6
votes

My hive table is partitioned on year, month, day, Hour

Now I want to fetch data from 2014-05-27 to 2014-06-05 How can I do that??

I know one option is create partition on epoch(or yyyy-mm-dd-hh) and in query pass epoch time. Can I do it without loosing date hierarchy??

Table Structure

CREATE TABLE IF NOT EXISTS table1 (col1 int, col2 int)
PARTITIONED BY (year int, month int, day int, hour int) 
STORED AS TEXTFILE;
3
Could you paste a sample of data which have in your hive table? - Lalit Agarwal
@LalitAgarwal I have added table structure in questions. Thanks for pointing it. - banjara

3 Answers

10
votes

This is a similar scenario we face everyday while querying tables in hive. We have partitioned our tables similar to the way you explained and it has helped a lot if querying. This is how we partition:

CREATE TABLE IF NOT EXISTS table1 (col1 int, col2 int)
PARTITIONED BY (year bigint, month bigint, day bigint, hour int) 
STORED AS TEXTFILE;

For partitions we assign values like this:

year = 2014, month = 201409, day = 20140924, hour = 01

This way the querying becomes really simple and you can directly query:

select * from table1 where day >= 20140527 and day < 20140605 

Hope this helps

3
votes

you can query like this

  WHERE st_date > '2014-05-27-00' and end_date < '2014-06-05-24' 

should give you desired result because even if it is a sting a it will be compared lexicographically i.e '2014-04-04' will be always greater '2014-04-03'.
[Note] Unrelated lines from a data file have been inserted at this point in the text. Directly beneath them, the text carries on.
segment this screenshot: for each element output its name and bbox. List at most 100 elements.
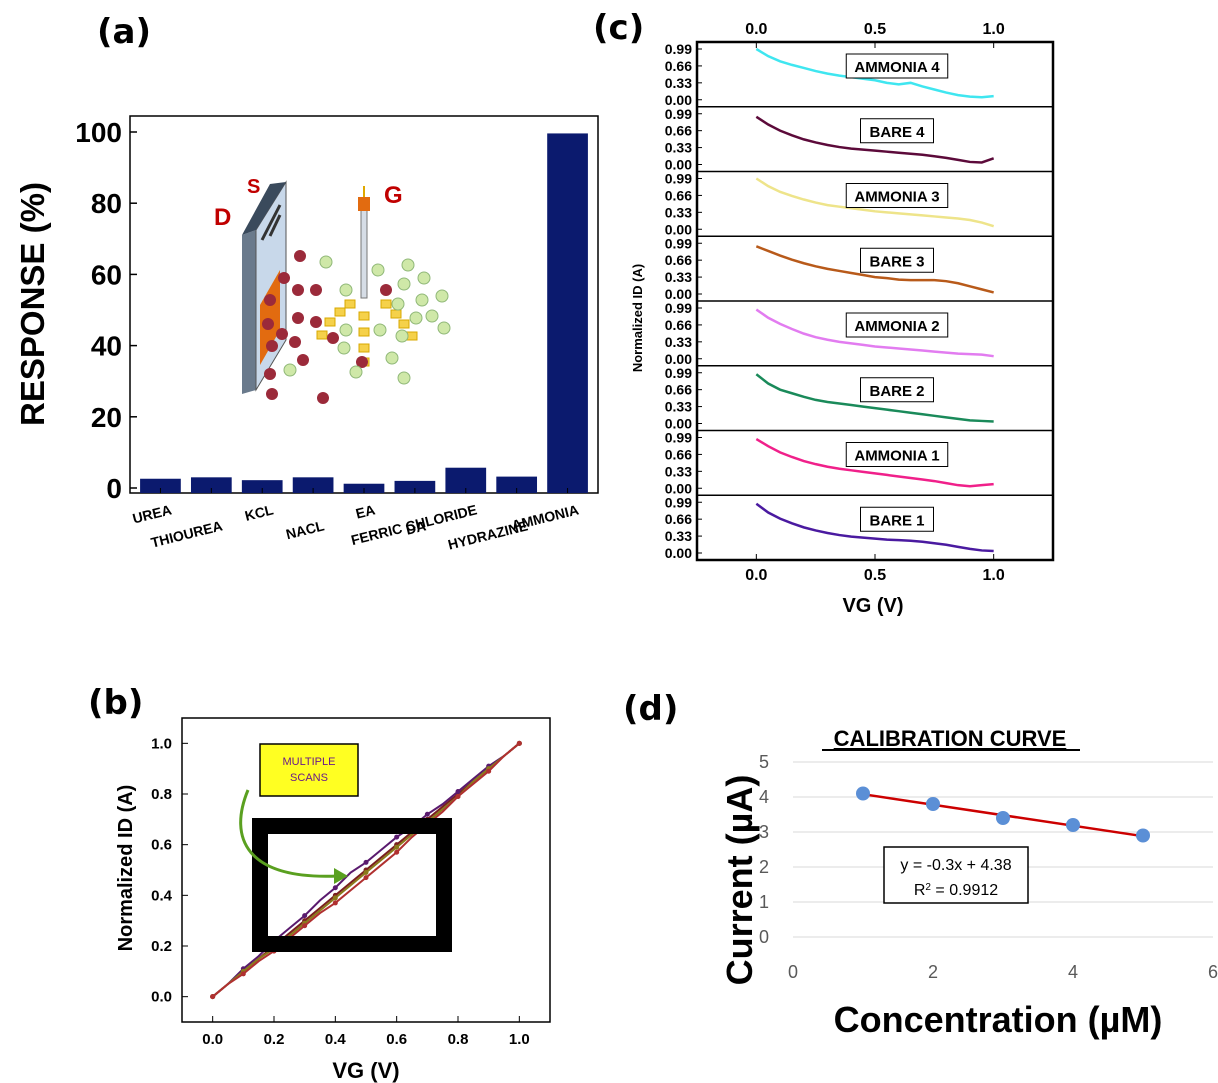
a-anion bbox=[373, 323, 387, 337]
a-y-tick-label: 40 bbox=[91, 331, 122, 362]
c-y-tick-label: 0.99 bbox=[665, 106, 692, 122]
a-electrode-side bbox=[242, 230, 256, 394]
a-cation bbox=[266, 388, 278, 400]
a-anion bbox=[397, 277, 411, 291]
panel-a-label: (a) bbox=[97, 12, 152, 52]
a-gate-tip bbox=[358, 197, 370, 211]
c-trace-label-box bbox=[860, 118, 934, 144]
b-y-tick-label: 0.0 bbox=[151, 989, 172, 1006]
a-anion bbox=[283, 363, 297, 377]
c-y-tick-label: 0.66 bbox=[665, 252, 692, 268]
c-x-axis-title: VG (V) bbox=[842, 595, 903, 617]
b-annotation-text-1: MULTIPLE bbox=[283, 756, 336, 768]
b-arrow-head bbox=[334, 868, 348, 884]
d-y-tick-label: 2 bbox=[759, 857, 769, 877]
d-data-point bbox=[856, 786, 870, 801]
b-arrow-curve bbox=[239, 789, 339, 878]
c-trace-label: AMMONIA 1 bbox=[854, 448, 939, 465]
a-anion bbox=[415, 293, 429, 307]
d-y-tick-label: 4 bbox=[759, 787, 769, 807]
a-gate-label: G bbox=[384, 182, 403, 209]
c-y-tick-label: 0.00 bbox=[665, 545, 692, 561]
d-chart-title: CALIBRATION CURVE bbox=[834, 726, 1067, 751]
b-x-tick-label: 0.8 bbox=[448, 1031, 469, 1048]
c-y-tick-label: 0.33 bbox=[665, 334, 692, 350]
b-highlight-box bbox=[252, 818, 452, 952]
c-trace-label: BARE 4 bbox=[869, 124, 925, 141]
a-cation bbox=[310, 284, 322, 296]
a-y-tick-label: 0 bbox=[106, 473, 122, 504]
a-y-axis-title: RESPONSE (%) bbox=[14, 182, 51, 426]
a-ion-layer-block bbox=[358, 311, 370, 321]
c-y-tick-label: 0.66 bbox=[665, 187, 692, 203]
d-equation-box bbox=[883, 846, 1029, 904]
a-anion bbox=[391, 297, 405, 311]
a-cation bbox=[264, 368, 276, 380]
d-y-tick-label: 5 bbox=[759, 752, 769, 772]
a-ion-layer-block bbox=[358, 327, 370, 337]
a-x-tick-label: UREA bbox=[131, 501, 173, 526]
c-trace-label: BARE 2 bbox=[869, 383, 924, 400]
a-schematic-inset: DS G bbox=[214, 176, 451, 404]
b-series-point bbox=[486, 768, 492, 774]
a-bar-da bbox=[394, 480, 436, 493]
b-series-point bbox=[424, 811, 430, 817]
a-x-tick-label: NACL bbox=[284, 517, 326, 542]
b-x-tick-label: 0.0 bbox=[202, 1031, 223, 1048]
a-y-tick-label: 80 bbox=[91, 188, 122, 219]
d-data-point bbox=[1066, 818, 1080, 832]
b-x-tick-label: 0.4 bbox=[325, 1031, 347, 1048]
c-y-tick-label: 0.99 bbox=[665, 365, 692, 381]
a-anion bbox=[437, 321, 451, 335]
c-y-tick-label: 0.99 bbox=[665, 41, 692, 57]
c-trace-ammonia-2 bbox=[755, 308, 994, 358]
a-electrode-lead bbox=[268, 214, 282, 237]
c-trace-bare-2 bbox=[755, 373, 994, 423]
a-cation bbox=[310, 316, 322, 328]
c-y-tick-label: 0.33 bbox=[665, 463, 692, 479]
c-trace-bare-3 bbox=[755, 245, 994, 294]
a-bar-urea bbox=[140, 478, 181, 493]
a-y-tick-label: 100 bbox=[75, 117, 122, 148]
a-x-tick-label: DA bbox=[404, 517, 428, 537]
c-y-tick-label: 0.99 bbox=[665, 494, 692, 510]
c-y-tick-label: 0.99 bbox=[665, 235, 692, 251]
c-trace-label: AMMONIA 4 bbox=[854, 59, 940, 76]
d-y-tick-label: 0 bbox=[759, 927, 769, 947]
c-y-tick-label: 0.99 bbox=[665, 171, 692, 187]
c-y-tick-label: 0.33 bbox=[665, 140, 692, 156]
c-trace-bare-1 bbox=[755, 502, 994, 553]
a-ion-layer-block bbox=[324, 317, 336, 327]
a-anion bbox=[397, 371, 411, 385]
b-y-tick-label: 0.8 bbox=[151, 786, 172, 803]
b-series-point bbox=[302, 923, 308, 929]
a-plot-frame bbox=[129, 115, 599, 494]
c-y-tick-label: 0.99 bbox=[665, 430, 692, 446]
c-y-tick-label: 0.00 bbox=[665, 221, 692, 237]
a-anion bbox=[435, 289, 449, 303]
a-cation bbox=[297, 354, 309, 366]
b-annotation-text-2: SCANS bbox=[290, 772, 328, 784]
c-trace-label-box bbox=[845, 312, 949, 338]
a-anion bbox=[371, 263, 385, 277]
c-trace-bare-4 bbox=[755, 115, 995, 164]
a-cation bbox=[264, 294, 276, 306]
a-ion-layer-block bbox=[344, 299, 356, 309]
a-bar-kcl bbox=[241, 480, 283, 493]
b-y-tick-label: 1.0 bbox=[151, 735, 172, 752]
d-x-axis-title: Concentration (µM) bbox=[834, 999, 1163, 1040]
d-x-tick-label: 0 bbox=[788, 962, 798, 982]
b-series-point bbox=[363, 859, 369, 865]
c-trace-label-box bbox=[845, 442, 949, 467]
a-cation bbox=[327, 332, 339, 344]
a-bar-hydrazine bbox=[496, 476, 538, 493]
d-y-tick-label: 1 bbox=[759, 892, 769, 912]
b-series-point bbox=[363, 875, 369, 881]
c-top-tick-label: 0.0 bbox=[745, 21, 767, 38]
a-bar-nacl bbox=[292, 477, 334, 493]
b-annotation-box bbox=[259, 743, 359, 797]
a-bar-ammonia bbox=[547, 133, 588, 493]
panel-c-label: (c) bbox=[593, 8, 645, 48]
b-series-point bbox=[332, 885, 338, 891]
I ran it on my sample tables and it works perfectly fine.

1
votes

You can use CONCAT with LPAD.

Say you want to get all partitions between 2020-03-24, hour=00 to 2020-04-24, hour=23, then, your 'where' condition would look like:

WHERE (CONCAT(year, '-', LPAD(month,2,'0'), '-', LPAD(day,2,'0'), '_', LPAD(hour,2,'0')) > '2020-03-24_00')
AND (CONCAT(year, '-', LPAD(month,2,'0'), '-', LPAD(day,2,'0'), '_', LPAD(hour,2,'0')) < '2020-04-24_23')